Le taux de change flexible et les risques d’inflation en Mauritanie.Par Isselmou Ould Mohamed Taleb, Statisticien-économiste

17 November, 2025 - 08:31

La Banque Centrale de Mauritanie, en accord avec le FMI, s’est engagée depuis deux années dans un processus dont la finalité est de parvenir à appliquer un système de change plus flexible, pudiquement appelé « souplesse». De quoi s’agit-il ? En général, on recourt à une réforme du régime de change quand on estime que la monnaie nationale est surévaluée par rapport au prix d’équilibre du marché. Selon le FMI, trois raisons principales peuvent justifier un assouplissement du taux de change : 1) l’épuisement des réserves de change et la surévaluation du taux de change ; 2) la vulnérabilité aux chocs externes ou 3) l’impératif de moderniser le cadre de la politique monétaire et d’évoluer vers un régime de ciblage de l’inflation.

 

Quels sont les avantages attendus ?

En théorie, mettre en œuvre un système de taux de change plus flexible présente les avantages ci-après, d’un point de vue macroéconomique : 1) rendre une plus grande cohérence entre le taux de change et les équilibres fondamentaux de l’économie nationale ; 2) absorber les chocs et atténuer la volatilité macroéconomique et financière[1] ; 3) préserver le niveau des réserves extérieures ; 4) renforcer la compétitivité, l’autonomie et la souplesse nécessaires à la politique monétaire pour répondre aux chocs. On peut aussi s’attendre à réaliser l’équilibre du compte courant et améliorer ainsi la confiance dans la monnaie nationale.

 

Quels sont les risques encourus ?

Le passage à un régime de change flexible présente de réels risques d’inflation, de baisse de la valeur de la monnaie nationale (risque de change), d’accroissement des coûts de remboursement de la dette extérieure (coût plus élevé). Il existe en outre un risque de détérioration des bilans des banques.

 

Quelles sont les mesures préconisées pour réduire les risques ?

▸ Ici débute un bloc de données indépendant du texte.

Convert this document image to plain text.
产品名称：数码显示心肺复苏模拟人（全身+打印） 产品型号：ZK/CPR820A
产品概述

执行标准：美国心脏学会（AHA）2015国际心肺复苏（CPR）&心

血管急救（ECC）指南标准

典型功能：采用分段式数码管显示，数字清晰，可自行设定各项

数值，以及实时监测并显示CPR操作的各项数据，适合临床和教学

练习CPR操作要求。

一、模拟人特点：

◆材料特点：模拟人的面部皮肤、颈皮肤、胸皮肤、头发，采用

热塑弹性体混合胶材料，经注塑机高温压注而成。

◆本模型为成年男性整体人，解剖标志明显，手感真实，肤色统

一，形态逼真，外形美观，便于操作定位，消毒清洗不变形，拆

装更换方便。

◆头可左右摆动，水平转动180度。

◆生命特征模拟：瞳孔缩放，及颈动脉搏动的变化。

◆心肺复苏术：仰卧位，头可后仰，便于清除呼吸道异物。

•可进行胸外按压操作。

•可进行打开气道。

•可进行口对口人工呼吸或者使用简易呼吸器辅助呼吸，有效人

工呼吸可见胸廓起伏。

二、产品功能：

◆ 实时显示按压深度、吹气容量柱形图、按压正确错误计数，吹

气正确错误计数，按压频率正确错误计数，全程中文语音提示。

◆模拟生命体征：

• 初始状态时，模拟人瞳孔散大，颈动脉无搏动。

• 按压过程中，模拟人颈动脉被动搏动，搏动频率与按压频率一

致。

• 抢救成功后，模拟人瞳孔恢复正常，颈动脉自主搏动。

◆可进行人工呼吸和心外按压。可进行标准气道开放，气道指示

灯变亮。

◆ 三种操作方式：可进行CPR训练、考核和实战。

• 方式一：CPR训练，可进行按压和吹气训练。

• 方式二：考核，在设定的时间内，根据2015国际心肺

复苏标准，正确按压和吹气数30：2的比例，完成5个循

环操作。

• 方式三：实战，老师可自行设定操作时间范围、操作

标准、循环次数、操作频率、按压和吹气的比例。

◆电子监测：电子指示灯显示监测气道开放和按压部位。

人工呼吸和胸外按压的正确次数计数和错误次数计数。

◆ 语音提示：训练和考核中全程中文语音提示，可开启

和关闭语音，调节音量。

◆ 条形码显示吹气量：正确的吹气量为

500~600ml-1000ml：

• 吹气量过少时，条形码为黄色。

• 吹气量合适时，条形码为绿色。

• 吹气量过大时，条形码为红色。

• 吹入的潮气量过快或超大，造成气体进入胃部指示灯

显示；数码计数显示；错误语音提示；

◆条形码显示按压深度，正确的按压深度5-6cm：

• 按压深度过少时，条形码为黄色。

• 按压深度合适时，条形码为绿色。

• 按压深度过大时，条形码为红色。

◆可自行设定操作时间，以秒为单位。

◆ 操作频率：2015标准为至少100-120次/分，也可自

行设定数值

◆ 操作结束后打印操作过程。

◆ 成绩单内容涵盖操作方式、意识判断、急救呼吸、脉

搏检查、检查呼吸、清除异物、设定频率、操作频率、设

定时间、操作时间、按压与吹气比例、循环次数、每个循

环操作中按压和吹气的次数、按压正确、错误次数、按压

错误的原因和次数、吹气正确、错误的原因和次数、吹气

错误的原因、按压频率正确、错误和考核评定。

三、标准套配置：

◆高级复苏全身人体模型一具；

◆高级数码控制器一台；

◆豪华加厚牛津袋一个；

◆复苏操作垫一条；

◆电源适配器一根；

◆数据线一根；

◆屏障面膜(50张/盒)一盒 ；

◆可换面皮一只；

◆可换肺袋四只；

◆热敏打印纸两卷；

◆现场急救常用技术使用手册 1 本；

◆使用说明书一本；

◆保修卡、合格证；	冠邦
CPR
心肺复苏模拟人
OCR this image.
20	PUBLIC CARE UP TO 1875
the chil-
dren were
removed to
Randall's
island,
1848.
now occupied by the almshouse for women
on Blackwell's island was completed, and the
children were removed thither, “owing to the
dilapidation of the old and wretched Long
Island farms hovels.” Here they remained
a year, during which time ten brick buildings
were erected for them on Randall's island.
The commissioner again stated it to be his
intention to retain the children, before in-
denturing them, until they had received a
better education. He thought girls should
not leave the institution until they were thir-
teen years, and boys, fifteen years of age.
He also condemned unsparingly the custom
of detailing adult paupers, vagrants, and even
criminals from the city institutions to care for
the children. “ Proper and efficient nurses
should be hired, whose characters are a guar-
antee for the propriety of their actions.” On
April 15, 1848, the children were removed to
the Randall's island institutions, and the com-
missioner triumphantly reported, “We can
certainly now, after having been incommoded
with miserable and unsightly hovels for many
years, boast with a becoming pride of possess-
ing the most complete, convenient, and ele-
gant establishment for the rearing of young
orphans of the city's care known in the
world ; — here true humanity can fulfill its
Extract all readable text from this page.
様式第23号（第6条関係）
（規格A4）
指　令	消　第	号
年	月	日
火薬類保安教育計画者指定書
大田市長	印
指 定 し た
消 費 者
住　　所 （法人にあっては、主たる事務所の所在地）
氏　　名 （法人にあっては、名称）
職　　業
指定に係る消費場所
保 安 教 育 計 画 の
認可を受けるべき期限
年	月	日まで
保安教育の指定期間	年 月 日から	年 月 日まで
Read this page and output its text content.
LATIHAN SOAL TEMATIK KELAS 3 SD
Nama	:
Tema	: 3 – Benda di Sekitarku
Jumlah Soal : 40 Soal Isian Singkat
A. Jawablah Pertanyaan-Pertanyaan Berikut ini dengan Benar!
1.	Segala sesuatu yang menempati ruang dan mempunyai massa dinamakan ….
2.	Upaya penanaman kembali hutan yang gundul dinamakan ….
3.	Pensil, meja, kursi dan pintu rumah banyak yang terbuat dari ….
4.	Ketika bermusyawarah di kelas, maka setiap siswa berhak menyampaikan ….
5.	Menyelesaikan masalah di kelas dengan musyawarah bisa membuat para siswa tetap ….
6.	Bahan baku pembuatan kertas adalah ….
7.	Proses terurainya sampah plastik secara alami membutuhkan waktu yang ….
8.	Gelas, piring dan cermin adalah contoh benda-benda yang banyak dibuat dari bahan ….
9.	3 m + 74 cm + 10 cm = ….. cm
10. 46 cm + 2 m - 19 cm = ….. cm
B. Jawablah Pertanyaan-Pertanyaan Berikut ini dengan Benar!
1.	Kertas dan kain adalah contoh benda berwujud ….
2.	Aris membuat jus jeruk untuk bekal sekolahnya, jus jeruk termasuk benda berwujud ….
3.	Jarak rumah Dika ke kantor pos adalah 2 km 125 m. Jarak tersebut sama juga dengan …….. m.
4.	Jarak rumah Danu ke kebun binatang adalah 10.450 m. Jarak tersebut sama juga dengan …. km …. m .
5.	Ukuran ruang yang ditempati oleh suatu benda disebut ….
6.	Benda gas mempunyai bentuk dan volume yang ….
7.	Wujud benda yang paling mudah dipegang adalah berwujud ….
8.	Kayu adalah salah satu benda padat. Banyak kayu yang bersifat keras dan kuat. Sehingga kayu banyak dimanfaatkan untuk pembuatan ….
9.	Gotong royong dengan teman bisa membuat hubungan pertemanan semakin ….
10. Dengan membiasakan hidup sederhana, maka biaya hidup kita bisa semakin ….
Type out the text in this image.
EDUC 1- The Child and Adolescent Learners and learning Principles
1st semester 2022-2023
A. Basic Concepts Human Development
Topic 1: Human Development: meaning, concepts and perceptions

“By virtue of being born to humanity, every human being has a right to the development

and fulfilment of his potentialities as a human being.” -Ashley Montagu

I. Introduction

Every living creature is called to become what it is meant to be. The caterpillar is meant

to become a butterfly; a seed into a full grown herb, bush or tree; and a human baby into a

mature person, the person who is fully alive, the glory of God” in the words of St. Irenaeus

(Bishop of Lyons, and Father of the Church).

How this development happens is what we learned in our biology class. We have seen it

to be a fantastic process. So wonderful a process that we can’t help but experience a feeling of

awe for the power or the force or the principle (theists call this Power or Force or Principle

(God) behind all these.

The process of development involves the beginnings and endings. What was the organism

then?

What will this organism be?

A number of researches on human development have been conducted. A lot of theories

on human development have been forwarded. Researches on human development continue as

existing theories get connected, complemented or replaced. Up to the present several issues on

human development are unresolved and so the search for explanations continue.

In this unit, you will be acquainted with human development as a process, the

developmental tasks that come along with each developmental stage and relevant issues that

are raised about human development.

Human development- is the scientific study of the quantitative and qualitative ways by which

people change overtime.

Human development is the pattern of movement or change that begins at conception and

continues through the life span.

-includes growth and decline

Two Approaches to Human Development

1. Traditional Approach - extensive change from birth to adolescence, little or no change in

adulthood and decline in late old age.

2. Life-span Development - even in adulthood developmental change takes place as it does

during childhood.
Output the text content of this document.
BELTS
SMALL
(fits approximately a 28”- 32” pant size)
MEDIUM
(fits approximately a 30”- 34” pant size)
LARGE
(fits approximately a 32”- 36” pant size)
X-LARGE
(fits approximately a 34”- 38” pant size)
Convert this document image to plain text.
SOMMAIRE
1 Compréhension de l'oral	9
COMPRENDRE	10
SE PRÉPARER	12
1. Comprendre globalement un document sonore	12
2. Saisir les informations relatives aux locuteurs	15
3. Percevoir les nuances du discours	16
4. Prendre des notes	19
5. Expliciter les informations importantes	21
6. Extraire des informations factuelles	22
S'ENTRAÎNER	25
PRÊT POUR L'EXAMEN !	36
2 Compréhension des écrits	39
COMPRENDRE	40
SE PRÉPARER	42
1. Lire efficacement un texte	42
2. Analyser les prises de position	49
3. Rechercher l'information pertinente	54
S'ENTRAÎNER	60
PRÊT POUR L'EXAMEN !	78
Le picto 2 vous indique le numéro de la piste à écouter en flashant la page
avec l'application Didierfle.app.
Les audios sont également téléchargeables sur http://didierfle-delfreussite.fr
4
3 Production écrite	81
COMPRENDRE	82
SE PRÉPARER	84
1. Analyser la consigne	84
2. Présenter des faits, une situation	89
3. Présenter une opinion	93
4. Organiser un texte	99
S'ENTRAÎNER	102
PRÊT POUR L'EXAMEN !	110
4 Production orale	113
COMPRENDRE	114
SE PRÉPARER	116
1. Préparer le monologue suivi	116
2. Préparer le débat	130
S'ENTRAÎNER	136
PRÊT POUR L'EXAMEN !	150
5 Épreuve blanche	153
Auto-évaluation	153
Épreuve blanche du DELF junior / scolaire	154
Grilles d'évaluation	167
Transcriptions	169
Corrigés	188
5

C’est à travers la politique monétaire qu’il est possible, du moins en théorie, de parvenir à une inflation plus faible et plus stable. Les risques de change encourus par les secteurs public et financier ne pourront être techniquement atténués durablement que par un approfondissement du marché intérieur des titres publics et par un resserrement des positions nettes ouvertes de change (banques). Depuis la fin de l’année 2023, la BCM encadre le marché interbancaire des devises à travers une bande de fluctuation quotidienne. Celle qui était en vigueur le 18 Décembre 2023 oscillait pour le dollar entre 37,02 (cours minimum) et 40, 94 (cours maximum) et le cours de référence valable jusqu’au 18 Décembre 2023 se situait à 39,43 et celui de l’Euro à 43,23. Au 13 novembre 2025, le cours central de la BCM se situait à 46,03 MRU pour 1 Euro et 39,63 MRU pour 1 dollar. Il y a lieu de rappeler que le taux moyen en 2008 était de 24,13 MRU/1USD (35,48 MRU/1Euro) et 36,7 MRU contre 1 USD en 2019.

 

Quelles sont les conditions pour la réussite de cette politique ?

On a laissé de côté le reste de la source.